On February 27, 2009, the administration moved Ali al Marri from the Charleston, S.C. naval brig to Illinois, where he was first arrested, and indicted him for providing material support to al Qaeda and for conspiring to do the same.  Consequently, the Supreme Court did not hear al Marri’s appeal from the Fourth Circuit Court of Appeals -- which held that the president had the authority to detain a legal resident seized in the United States indefinitely if he was an enemy combatant.  The court agreed with the administration’s request to vacate the Fourth Circuit decision and, therefore, that decision is no longer the law.  On April 30, al Marri pleaded guilty to conspiracy to provide military support to al Qaeda.  Al Marri was sentenced to 8 years and 4 months in late October.  He could have been sentenced to 15 years. However, it appears that the judge gave al Marri credit for the time he spent without charges, in isolation, tortured and sensory deprived in the Naval brig. 

                                 . . . . .

In May 2009, the Supreme Court decided Ashcroft v. Iqbal Javald Iqbal, who had been held in the Metropolitan Detention Center with other Arab and Muslim men after 9/11, had sued former Attorney General John Ashcroft and FBI director Robert Mueller for the abuse that he suffered while imprisoned. The court ruled that the officials cannot be held liable for actions of their subordinates but can only be liable for their own personal unconstitutional conduct.  The court remanded the case to the Second Circuit, which will decide whether Iqbal can amend his complaint to show that the officials directly participated in the abuse (something that may be difficult to show).

                             . . . . .

In June 2009, a federal judge allowed Jose Padilla to continue his civil lawsuit against John Yoo.  Padilla alleged that by writing the torture memos, Yoo had authorized conduct that was in violation of Padilla’s constitutional rights while he was held in the naval brig in South Carolina.  The judge noted that “government lawyers are responsible for the foreseeable consequences of their conduct.”   

                              . . . . .

In September 2009, the Ninth Circuit Court of Appeals held that Attorney General Ashcroft could be held personally liable for detaining Abdullah al-Kidd, a U.S. citizen as a “material witness” for over two weeks and then restricting his travel for a year. Al-Kidd was never charged with a crime.

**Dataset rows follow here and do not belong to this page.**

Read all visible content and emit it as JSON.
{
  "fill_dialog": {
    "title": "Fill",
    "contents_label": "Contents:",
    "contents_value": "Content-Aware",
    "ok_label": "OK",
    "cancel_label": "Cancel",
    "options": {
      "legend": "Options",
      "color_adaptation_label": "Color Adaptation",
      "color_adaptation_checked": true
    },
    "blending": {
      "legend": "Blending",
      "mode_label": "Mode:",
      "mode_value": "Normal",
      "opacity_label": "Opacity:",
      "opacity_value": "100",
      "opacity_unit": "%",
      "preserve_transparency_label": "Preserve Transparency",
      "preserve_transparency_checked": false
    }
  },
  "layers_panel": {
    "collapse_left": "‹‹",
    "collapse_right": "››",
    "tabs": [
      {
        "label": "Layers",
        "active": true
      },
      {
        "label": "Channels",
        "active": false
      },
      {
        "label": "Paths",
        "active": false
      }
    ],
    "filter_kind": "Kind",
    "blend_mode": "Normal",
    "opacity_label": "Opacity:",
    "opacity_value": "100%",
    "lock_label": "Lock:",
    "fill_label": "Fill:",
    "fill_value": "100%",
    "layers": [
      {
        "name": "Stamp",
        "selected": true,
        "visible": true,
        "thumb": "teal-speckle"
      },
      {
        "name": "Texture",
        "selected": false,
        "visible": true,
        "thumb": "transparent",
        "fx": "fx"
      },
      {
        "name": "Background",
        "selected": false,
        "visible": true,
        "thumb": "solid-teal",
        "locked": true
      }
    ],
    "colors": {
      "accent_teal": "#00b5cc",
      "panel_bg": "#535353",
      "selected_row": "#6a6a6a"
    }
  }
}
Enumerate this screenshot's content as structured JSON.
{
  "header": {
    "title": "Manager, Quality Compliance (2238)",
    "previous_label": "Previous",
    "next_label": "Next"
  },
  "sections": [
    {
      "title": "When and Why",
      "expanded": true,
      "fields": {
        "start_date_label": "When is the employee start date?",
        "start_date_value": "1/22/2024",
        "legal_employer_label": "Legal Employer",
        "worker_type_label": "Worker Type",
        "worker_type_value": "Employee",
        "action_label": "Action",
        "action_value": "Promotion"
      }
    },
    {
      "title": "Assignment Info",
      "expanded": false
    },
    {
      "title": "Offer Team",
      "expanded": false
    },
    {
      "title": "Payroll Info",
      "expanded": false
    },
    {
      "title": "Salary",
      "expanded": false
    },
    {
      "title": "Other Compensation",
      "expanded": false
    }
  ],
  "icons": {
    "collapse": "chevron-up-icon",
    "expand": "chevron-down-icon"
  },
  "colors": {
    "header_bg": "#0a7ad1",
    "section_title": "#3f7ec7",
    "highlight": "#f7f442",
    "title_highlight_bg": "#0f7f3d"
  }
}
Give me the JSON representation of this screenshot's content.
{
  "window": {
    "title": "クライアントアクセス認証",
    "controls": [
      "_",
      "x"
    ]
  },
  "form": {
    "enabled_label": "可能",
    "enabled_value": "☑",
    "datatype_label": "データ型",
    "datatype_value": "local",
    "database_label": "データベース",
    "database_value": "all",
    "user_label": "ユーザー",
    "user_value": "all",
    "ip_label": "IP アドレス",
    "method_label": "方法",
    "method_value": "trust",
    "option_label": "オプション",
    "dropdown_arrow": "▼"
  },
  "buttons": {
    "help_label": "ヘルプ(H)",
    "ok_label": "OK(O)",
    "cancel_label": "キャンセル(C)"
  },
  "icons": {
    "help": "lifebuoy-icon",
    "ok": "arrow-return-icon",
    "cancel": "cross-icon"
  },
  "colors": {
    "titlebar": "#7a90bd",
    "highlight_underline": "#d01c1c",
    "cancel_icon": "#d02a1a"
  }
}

In March 2010, the court refused to rehear the case by the full court (en banc).

 
 
PART THREE: Lawless Detentions in Guantanamo 
 
Section II

In January 2009, the Convening Authority of Military Commissions, Susan Crawford, admitted that the U.S. military had tortured Mohammed al-Qahtani – and that is why she did not go forward in prosecuting his case. “His treatment met the legal definition of torture,” she stated.  She noted that although the techniques were all authorized, they were overly aggressive, persistent, abusive and coercive and their combination had a “medical impact” on him that convinced her to call it torture. 

                                 . . . . .

Habeas attorney Candace Gorman wrote on March 6, 2009 that since the Obama administration officials visited the detention centers in February, changes have been made for some detainees, although not for all.  Her client, Al-Ghizzawi, was permitted to see a movie once a week and once every 4 or 5 days he is allowed outside to see the sun and trees.  In addition, the recreation area in Camp 6 was now one big cage for up to 8 men to use at the same time and one small cage where a prisoner was still kept isolated.  In November 2009, Candace Gorman revealed in her Guantanamo Blog that Al-Ghizzawi had been cleared for release.  But it was not until March 2010 that Al-Ghizzawi, after nearly 8 years of detention without charges, was transferred out of Guantanamo -- to Georgia.  A bittersweet event.

                                 . . . . .

Muhammad Ahmad Abdallah Salih, also known as Al Hanashi, allegedly committed suicide at the base on June 1, 2009.  The military would not disclose how he supposedly killed himself.  A Yemeni, Al Hanashi was the fifth man to allegedly commit suicide.  He was 31 years old and had been at the base since 2002. Al Hanashi had been on hunger strikes while at Guantanamo. In 2005, he weighed 86 pounds.   

In February 2010, a federal district court judge dismissed a civil suit brought against the government on behalf of two of the men who allegedly committed suicide at Guantanamo on the ground court did not have jurisdiction to hear cases on the deaths or mistreatment of detainees in Guantanamo (al-Zahrani v. Rumsfeld).

                                  . . . . .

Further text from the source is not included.